Haziran 30, 2018 20:57 Europe/Istanbul

İşkence yasağı en önemli Uluslararası Hukuk kuralları ve hatta temel insan haklarından biridir.

Çeşitli konvansiyonlarda ve sayısız uluslararası belgelerde işkence yasağı vurgulanmıştır. “İşkence ve diğer zalimane, insanlık dışı veya onur kırıcı muamele veya cezalara karşı Sözleşmenin 1. Maddesinde, "İşkence terimi, bir şahsa veya bir üçüncü şahsa, bu şahsın veya üçüncü şahsın işlediği veya işlediğinden şüphe edilen bir fiil sebebiyle, cezalandırmak amacıyla bilgi veya itiraf elde etmek için veya ayrım gözeten herhangi bir sebep dolayısıyla bir kamu görevlisinin veya bu sıfatla hareket eden bir başka şahsın teşviki veya rızası veya muvafakatiyle uygulanan fiziki veya manevi ağır acı ve ya ızdırap veren bir fiil anlamına gelir." deniliyor.

Yine “İşkence ve diğer zalimane, insanlık dışı veya onur kırıcı muamele veya cezalara karşı Sözleşmenin” 2. Maddesinin 2. Bendinde  ise şöyle yazılıyor: Hiç bir istisnai durum, ne harp hali ne de bir harp tehdidi, dahili siyasi istikrarsızlık veya herhangi başka bir olağanüstü hal, işkencenin uygulanması için gerekçe gösterilemez.Fakat Bahreyen’in Güvenlik güçleri işkence yasağı Anlaşmasının haklarının ve kurallarını bilinçli ve sürekli olarak ihlal ediyorlar.

Bahreyn hapishaneleri ve cezaevlerinden edinilen bilgilere göre tutuklu Bahreynlilere yapılan işkenceler,  tehdit, hakaret, baş ve göğüs kafesinin dövülmesi, hortumla falakaya yatırmak, uykusuzluk çektirmek ve hukuk dışı davranışlarla gerçekleşiyor,  Öyle ki Bahreyn Keramet devriminde hayatını kaybedenlerin bazıları hapishanede uygulanan işkenceden dolayı şehit olmuşlar.  Nisan 2011'de tutuklulara uygulanan işkence ve sağlık konularında işlenen müsamahakârlıklardan dolayı 4 kişi şehit oldu.  Göstericilerin tutuklanmasından mahkemeye çıkmalarına kadar aylar sürerken onlara iddianameler okunmadan hapishanede tutularak işkence uygulanıyor. Bu arada Abdulhadi el-Hace  gibi bazıları da aylarca hapiste kalmanın ardından çıkarıldıkları mahkemede hala üzerlerinde işkence izlerini taşıyorlardır.

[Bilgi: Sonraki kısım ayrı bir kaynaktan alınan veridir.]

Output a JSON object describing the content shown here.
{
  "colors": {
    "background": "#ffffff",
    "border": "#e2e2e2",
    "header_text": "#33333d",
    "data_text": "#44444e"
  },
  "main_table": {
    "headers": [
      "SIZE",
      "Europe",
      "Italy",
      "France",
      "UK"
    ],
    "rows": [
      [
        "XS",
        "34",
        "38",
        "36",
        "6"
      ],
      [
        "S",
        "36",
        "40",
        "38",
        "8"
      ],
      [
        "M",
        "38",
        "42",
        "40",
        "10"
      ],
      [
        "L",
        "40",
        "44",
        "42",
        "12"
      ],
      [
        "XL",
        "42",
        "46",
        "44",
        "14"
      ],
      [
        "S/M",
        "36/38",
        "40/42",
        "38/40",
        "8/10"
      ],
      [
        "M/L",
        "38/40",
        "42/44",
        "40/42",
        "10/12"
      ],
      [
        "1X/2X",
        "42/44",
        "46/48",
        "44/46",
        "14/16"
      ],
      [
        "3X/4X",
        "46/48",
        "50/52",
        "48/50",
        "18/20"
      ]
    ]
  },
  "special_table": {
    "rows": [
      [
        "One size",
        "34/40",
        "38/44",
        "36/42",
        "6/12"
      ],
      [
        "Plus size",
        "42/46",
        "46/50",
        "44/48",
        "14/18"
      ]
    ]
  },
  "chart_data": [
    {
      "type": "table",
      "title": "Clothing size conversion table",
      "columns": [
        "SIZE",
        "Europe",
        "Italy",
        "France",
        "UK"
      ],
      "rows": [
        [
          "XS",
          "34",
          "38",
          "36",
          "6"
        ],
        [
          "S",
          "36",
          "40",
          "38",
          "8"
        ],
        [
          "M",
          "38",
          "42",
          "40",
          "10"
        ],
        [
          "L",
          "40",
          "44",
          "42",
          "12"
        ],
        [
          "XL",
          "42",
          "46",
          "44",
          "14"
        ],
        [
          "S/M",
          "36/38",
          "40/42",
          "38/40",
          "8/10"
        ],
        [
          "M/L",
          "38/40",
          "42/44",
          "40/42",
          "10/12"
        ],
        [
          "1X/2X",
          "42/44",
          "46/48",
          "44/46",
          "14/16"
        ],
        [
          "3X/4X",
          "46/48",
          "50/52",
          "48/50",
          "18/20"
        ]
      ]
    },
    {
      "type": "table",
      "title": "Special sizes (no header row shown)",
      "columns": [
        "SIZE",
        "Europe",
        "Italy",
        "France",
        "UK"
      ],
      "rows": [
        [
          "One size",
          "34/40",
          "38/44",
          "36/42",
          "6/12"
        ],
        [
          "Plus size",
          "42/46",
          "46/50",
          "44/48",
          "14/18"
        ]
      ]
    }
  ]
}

Bahreyn tutuklularından biri olan Abdulkerim el-Hendi, bazı Bahreynli insan hakları aktivistlerinin Kaleme aldığı Zofrat  kitabında kendisinin tutuklanması ve hapse atılması hakkında şöyle diyor:  10 Mart 2015 tarihinden itibaren 3 gün boyunca,  demir üzerinde hiçbir halı, battaniye, yastık olmadan su ve yiyecek verilmeden kalmak zorunda kaldık.  Bir sonraki gün yaklaşık öğleden sonra saat 2’den gece 11’e kadar polis güçleri bizi hücrelerden çıkararak copla dövdüler.  Onlar saçlarımızı kazıdılar ve yaklaşık 15 metre sürünmeye mecbur ettiler. Tabii bu arada dayaklar, hakaretler  ve küfürler de devam etti.  3 ay hapishanede bize temiz elbise vermedi. Onlar bize banyo yapmak ve namazdan önce abdest almamıza izin vermediler ve ne zaman namaz kılmak için izin isteseydik bizi dövdüler.  işkencecilerden biri olan Halid el-Mesterihi  beni ahlak dışı cinsel harekette bulunmaya mecbur etmek istiyordu. uyumayı engellemek ve saatlerce ayakta durmaya mecbur etmek,  üstelik polis güçlerine askeri selam vermeye mecbur bırakmak, hapishanede  sürekli uygulanan  işkencelerdi.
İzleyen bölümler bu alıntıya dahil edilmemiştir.